Depression is such an annoying thing.
One minute your fine, the next your depressed with often times no real reason why. And sometimes its the stupidest of things that is so depressing.
This is the 3rd day this week that I've felt this way. Thankfully its not overwhelming depression. It simply feels like nothing is going to get done & even if it were it wouldn't be good enough. I'm not good enough.
My oxygen levels have been 88 when waking the last two days so that might be a contributing factor.
GOD I HATE GETTING OLD!
Just now I'm sitting here going thru the things I need to do and suddenly a way of depression hits me like a truck. "Damn your old and falling apart dude!"

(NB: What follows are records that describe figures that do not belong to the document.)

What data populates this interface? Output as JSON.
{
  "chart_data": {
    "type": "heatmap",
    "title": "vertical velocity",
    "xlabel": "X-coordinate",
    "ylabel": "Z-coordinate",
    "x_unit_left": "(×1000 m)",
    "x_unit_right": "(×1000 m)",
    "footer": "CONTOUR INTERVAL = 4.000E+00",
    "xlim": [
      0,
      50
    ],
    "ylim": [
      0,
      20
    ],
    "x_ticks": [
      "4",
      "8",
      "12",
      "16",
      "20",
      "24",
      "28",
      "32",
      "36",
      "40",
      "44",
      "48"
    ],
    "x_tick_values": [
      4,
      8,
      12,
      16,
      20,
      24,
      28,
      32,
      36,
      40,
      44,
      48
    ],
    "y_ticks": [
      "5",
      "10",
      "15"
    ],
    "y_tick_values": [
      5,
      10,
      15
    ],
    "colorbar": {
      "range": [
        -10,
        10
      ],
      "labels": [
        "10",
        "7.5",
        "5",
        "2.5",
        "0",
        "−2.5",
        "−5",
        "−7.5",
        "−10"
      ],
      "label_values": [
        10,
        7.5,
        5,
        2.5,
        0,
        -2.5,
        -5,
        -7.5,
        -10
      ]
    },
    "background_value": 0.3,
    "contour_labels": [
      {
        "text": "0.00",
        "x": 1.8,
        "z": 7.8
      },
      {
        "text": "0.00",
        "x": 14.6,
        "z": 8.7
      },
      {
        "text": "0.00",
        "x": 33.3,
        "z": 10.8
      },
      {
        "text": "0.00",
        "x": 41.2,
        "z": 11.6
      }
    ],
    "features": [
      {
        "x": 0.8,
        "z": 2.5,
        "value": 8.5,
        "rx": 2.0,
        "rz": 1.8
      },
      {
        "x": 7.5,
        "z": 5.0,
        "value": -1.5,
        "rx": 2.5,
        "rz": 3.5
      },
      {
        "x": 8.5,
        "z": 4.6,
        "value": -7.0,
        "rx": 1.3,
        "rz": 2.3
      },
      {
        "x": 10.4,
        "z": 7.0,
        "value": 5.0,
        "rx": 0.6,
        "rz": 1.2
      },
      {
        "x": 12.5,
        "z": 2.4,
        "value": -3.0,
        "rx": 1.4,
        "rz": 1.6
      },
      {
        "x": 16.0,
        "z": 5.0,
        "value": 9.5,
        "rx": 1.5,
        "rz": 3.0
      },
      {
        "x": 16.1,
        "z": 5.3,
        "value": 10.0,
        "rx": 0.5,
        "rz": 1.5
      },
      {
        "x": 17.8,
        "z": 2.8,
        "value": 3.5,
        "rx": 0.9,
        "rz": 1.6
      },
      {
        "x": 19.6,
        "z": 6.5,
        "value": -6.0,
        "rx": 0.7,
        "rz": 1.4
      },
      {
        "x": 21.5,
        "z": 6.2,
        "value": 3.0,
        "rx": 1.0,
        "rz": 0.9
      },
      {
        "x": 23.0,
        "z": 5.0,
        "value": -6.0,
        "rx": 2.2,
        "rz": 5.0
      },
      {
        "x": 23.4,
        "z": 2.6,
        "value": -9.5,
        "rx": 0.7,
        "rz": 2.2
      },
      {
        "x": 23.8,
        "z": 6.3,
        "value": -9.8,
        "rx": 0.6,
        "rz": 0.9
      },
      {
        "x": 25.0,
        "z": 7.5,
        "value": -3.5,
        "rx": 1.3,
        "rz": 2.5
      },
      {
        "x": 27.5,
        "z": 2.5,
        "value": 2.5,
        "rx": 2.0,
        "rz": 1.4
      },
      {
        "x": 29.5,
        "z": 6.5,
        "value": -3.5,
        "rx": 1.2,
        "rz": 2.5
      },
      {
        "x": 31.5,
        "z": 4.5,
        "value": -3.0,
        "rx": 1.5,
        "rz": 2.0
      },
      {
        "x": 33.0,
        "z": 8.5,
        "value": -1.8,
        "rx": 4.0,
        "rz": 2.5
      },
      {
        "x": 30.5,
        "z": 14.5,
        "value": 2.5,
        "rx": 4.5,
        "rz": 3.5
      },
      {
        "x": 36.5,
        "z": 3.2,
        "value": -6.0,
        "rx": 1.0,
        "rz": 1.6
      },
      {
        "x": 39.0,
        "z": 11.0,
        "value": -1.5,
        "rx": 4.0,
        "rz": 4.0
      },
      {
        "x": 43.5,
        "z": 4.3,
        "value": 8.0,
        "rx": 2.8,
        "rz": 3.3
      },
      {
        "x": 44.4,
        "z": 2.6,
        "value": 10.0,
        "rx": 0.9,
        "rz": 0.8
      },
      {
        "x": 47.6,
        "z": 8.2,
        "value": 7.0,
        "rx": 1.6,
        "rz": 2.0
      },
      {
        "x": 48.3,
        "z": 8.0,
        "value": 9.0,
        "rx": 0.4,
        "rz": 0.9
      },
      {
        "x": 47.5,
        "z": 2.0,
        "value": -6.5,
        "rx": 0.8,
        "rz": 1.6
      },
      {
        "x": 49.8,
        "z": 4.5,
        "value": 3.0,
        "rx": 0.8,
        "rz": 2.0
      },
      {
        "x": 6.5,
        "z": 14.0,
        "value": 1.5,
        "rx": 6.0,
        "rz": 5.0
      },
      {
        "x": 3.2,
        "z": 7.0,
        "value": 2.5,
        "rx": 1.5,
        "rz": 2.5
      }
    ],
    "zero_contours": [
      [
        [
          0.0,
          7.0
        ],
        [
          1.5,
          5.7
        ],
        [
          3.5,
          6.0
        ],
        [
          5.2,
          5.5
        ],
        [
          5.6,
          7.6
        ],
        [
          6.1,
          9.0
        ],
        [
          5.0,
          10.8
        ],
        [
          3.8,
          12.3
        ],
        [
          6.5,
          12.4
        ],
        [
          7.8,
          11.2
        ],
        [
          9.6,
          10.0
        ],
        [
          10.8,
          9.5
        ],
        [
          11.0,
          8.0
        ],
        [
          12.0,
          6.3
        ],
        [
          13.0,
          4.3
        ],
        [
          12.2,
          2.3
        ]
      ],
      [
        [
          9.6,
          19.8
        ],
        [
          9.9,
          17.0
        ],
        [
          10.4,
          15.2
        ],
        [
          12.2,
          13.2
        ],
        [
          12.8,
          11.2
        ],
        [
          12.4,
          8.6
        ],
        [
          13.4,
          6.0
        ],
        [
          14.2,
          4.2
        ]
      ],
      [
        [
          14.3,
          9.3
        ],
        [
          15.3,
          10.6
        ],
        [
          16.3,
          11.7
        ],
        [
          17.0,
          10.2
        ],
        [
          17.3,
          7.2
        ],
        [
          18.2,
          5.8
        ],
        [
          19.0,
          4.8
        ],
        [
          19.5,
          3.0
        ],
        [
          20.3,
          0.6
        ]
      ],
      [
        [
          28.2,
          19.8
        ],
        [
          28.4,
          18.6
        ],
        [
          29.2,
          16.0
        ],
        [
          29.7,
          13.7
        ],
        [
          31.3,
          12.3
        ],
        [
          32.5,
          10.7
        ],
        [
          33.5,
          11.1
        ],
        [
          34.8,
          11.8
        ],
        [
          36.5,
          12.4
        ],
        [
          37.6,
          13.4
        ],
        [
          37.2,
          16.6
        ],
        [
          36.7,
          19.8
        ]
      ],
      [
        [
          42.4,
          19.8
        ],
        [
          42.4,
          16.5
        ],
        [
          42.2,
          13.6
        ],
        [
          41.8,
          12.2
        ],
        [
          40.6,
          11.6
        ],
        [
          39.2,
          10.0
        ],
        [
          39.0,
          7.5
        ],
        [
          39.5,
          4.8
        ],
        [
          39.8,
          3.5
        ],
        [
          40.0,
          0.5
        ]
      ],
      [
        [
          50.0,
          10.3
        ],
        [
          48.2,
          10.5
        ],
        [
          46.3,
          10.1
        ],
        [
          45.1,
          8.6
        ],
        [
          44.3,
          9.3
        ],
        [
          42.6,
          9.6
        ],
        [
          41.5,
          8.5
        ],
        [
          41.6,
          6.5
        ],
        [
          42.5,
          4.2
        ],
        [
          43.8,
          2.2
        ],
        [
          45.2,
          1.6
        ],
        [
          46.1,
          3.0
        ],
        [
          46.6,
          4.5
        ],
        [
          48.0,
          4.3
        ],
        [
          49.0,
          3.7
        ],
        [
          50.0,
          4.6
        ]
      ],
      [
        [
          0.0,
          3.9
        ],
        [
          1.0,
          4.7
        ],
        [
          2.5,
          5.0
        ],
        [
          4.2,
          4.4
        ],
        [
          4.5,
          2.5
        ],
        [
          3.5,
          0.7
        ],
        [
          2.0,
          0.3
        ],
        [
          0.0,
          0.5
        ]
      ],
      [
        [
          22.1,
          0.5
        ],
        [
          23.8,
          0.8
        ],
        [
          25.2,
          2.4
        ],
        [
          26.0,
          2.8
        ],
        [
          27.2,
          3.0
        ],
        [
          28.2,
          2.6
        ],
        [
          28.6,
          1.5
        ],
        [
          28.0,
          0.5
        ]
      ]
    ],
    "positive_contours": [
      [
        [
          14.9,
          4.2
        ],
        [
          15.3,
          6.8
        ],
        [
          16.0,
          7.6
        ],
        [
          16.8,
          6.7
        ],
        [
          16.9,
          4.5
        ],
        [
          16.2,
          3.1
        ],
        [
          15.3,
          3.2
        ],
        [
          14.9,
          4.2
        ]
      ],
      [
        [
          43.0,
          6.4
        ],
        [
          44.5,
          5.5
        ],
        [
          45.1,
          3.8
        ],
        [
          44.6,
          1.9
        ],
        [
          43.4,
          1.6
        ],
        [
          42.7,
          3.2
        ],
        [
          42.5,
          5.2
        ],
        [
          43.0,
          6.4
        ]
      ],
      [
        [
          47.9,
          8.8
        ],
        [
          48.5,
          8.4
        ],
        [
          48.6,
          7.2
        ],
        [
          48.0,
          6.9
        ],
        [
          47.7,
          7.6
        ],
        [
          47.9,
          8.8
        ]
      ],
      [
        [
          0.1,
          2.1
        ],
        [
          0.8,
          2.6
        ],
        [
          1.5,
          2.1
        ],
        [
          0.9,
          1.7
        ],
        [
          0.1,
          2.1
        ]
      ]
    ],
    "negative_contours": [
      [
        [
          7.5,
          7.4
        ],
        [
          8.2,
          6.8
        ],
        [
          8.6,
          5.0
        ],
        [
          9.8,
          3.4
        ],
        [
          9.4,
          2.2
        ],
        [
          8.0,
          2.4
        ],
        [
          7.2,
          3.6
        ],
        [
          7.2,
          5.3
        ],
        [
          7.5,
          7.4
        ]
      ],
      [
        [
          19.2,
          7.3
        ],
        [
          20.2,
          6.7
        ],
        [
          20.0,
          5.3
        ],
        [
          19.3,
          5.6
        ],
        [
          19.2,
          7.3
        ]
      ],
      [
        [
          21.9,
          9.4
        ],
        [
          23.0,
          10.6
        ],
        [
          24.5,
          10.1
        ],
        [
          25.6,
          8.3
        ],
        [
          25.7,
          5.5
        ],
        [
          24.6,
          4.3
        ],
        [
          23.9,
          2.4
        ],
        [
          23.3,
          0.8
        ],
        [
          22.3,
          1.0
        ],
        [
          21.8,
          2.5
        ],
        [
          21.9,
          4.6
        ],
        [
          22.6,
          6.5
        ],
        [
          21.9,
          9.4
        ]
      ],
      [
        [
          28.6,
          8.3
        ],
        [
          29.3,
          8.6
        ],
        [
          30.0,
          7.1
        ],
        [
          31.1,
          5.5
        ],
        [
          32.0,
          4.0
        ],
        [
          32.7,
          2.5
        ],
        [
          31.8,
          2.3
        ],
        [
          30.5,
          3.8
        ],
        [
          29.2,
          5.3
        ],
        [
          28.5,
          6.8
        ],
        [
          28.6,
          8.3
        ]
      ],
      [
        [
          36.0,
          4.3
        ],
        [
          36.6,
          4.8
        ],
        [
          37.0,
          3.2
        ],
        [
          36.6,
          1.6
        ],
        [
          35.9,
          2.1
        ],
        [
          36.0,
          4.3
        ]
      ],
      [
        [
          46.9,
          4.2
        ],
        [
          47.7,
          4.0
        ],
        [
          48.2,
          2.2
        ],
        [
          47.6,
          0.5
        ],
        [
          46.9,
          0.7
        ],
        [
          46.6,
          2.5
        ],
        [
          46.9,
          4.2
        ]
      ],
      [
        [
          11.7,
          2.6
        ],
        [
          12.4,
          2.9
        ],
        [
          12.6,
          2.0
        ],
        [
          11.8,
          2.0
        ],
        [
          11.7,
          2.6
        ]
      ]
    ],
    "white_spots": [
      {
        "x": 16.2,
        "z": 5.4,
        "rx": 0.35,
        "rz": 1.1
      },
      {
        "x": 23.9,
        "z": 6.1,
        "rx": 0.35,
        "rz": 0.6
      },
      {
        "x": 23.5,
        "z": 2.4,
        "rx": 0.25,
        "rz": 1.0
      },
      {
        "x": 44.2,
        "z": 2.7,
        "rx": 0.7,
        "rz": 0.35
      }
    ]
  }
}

Getting old is NOT for the weak.
Another night where I'm feeling weird.
Why am I lonely right now. Is it because everyone has been asleep for hours and I'm not? Is it because the members of wow I normally run with were gone today?
Is it cause its 5am and I'm alone?
Is it lonlieness that makes you feel empty inside?
Damn I wish I was still married to a wife that was trustworthy.
Why do I always feel half brain dead when I stay up @ night. Sitting here somewhere between depression & boredom.
Just got done healing a run and am shaking like a leaf! Never had that experience before.
Day #2 of being in a brain fog. Not as bad as yesterday when I forgot to take Tuesday's meds but still not thinking clearly.
Medically things sure are a mess right now. Got appointments mon, tue, wed next week to START sorting things out.
I wonder why I hate leaving the house now?
Something I should definetly bring up at my next counseling session.
So glad inaguration went off smoothly. Let just pray it continues to go as well.